Fig. 2: Testing predictions of MCT on a sphere.

a The normal self-intermediate scattering functions F_s(k, t) (lines) and the cage-relative self-intermediate scattering function F_s−CR(k, t) (symbols) for various Γ values. At low Γ, since the cage around the particle is itself quite mobile, when computing the cage-relative measure, a random displacement due to cage motion also contributes to the particle displacement over and above that due to its Brownian motion. Thus, F_s−CR(k, t) decays faster than F_s(k, t).
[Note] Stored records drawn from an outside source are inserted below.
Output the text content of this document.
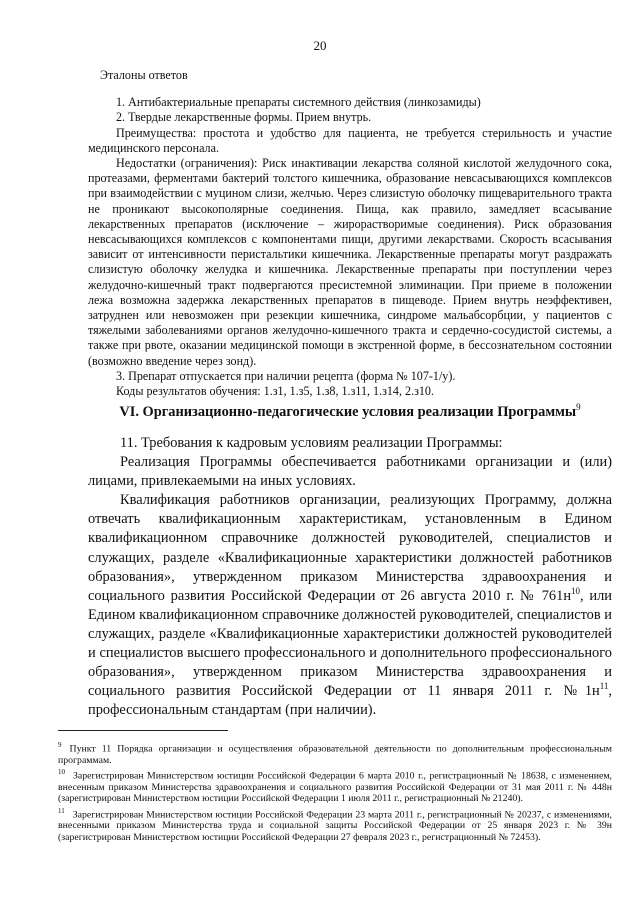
20

Эталоны ответов

1. Антибактериальные препараты системного действия (линкозамиды)

2. Твердые лекарственные формы. Прием внутрь.

Преимущества: простота и удобство для пациента, не требуется стерильность и участие медицинского персонала.

Недостатки (ограничения): Риск инактивации лекарства соляной кислотой желудочного сока, протеазами, ферментами бактерий толстого кишечника, образование невсасывающихся комплексов при взаимодействии с муцином слизи, желчью. Через слизистую оболочку пищеварительного тракта не проникают высокополярные соединения. Пища, как правило, замедляет всасывание лекарственных препаратов (исключение – жирорастворимые соединения). Риск образования невсасывающихся комплексов с компонентами пищи, другими лекарствами. Скорость всасывания зависит от интенсивности перистальтики кишечника. Лекарственные препараты могут раздражать слизистую оболочку желудка и кишечника. Лекарственные препараты при поступлении через желудочно-кишечный тракт подвергаются пресистемной элиминации. При приеме в положении лежа возможна задержка лекарственных препаратов в пищеводе. Прием внутрь неэффективен, затруднен или невозможен при резекции кишечника, синдроме мальабсорбции, у пациентов с тяжелыми заболеваниями органов желудочно-кишечного тракта и сердечно-сосудистой системы, а также при рвоте, оказании медицинской помощи в экстренной форме, в бессознательном состоянии (возможно введение через зонд).

3. Препарат отпускается при наличии рецепта (форма № 107-1/у).

Коды результатов обучения: 1.з1, 1.з5, 1.з8, 1.з11, 1.з14, 2.з10.

VI. Организационно-педагогические условия реализации Программы$^9$

11. Требования к кадровым условиям реализации Программы:

Реализация Программы обеспечивается работниками организации и (или) лицами, привлекаемыми на иных условиях.

Квалификация работников организации, реализующих Программу, должна отвечать квалификационным характеристикам, установленным в Едином квалификационном справочнике должностей руководителей, специалистов и служащих, разделе «Квалификационные характеристики должностей работников образования», утвержденном приказом Министерства здравоохранения и социального развития Российской Федерации от 26 августа 2010 г. № $761н^{10}$, или Едином квалификационном справочнике должностей руководителей, специалистов и служащих, разделе «Квалификационные характеристики должностей руководителей и специалистов высшего профессионального и дополнительного профессионального образования», утвержденном приказом Министерства здравоохранения и социального развития Российской Федерации от 11 января 2011 г. $№1н^{11}$, профессиональным стандартам (при наличии).

$^9$ Пункт 11 Порядка организации и осуществления образовательной деятельности по дополнительным профессиональным программам.

$^{10}$ Зарегистрирован Министерством юстиции Российской Федерации 6 марта 2010 г., регистрационный № 18638, с изменением, внесенным приказом Министерства здравоохранения и социального развития Российской Федерации от 31 мая 2011 г. № 448н (зарегистрирован Министерством юстиции Российской Федерации 1 июля 2011 г., регистрационный № 21240).

$^{11}$ Зарегистрирован Министерством юстиции Российской Федерации 23 марта 2011 г., регистрационный № 20237, с изменениями, внесенными приказом Министерства труда и социальной защиты Российской Федерации от 25 января 2023 г. № 39н (зарегистрирован Министерством юстиции Российской Федерации 27 февраля 2023 г., регистрационный № 72453).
As Γ is increased and the cages become more rigid, this effect diminishes and the decay of F_s−CR(k, t) is slower than F_s(k, t). b Variation of the stretching exponent β, obtained from fits to F_s−CR(k, t), with Γ. The error bars represent the standard error (SE) and are obtained from fits to the data. c \({\tau }_{\mathrm{CR}}^{-1/\gamma }\) versus Γ for various wavevectors k. k = 3.69 (red circles), k = 2.99 (blue triangles), k = 2.73 (magenta triangles), k = 2.32 (olive green squares), k = 1.90 (violet triangles), and k = 1.53 (wine hexagons). The vertical black line shows the mode-coupling glass transition. The power-law exponent was found to be γ = 1.89.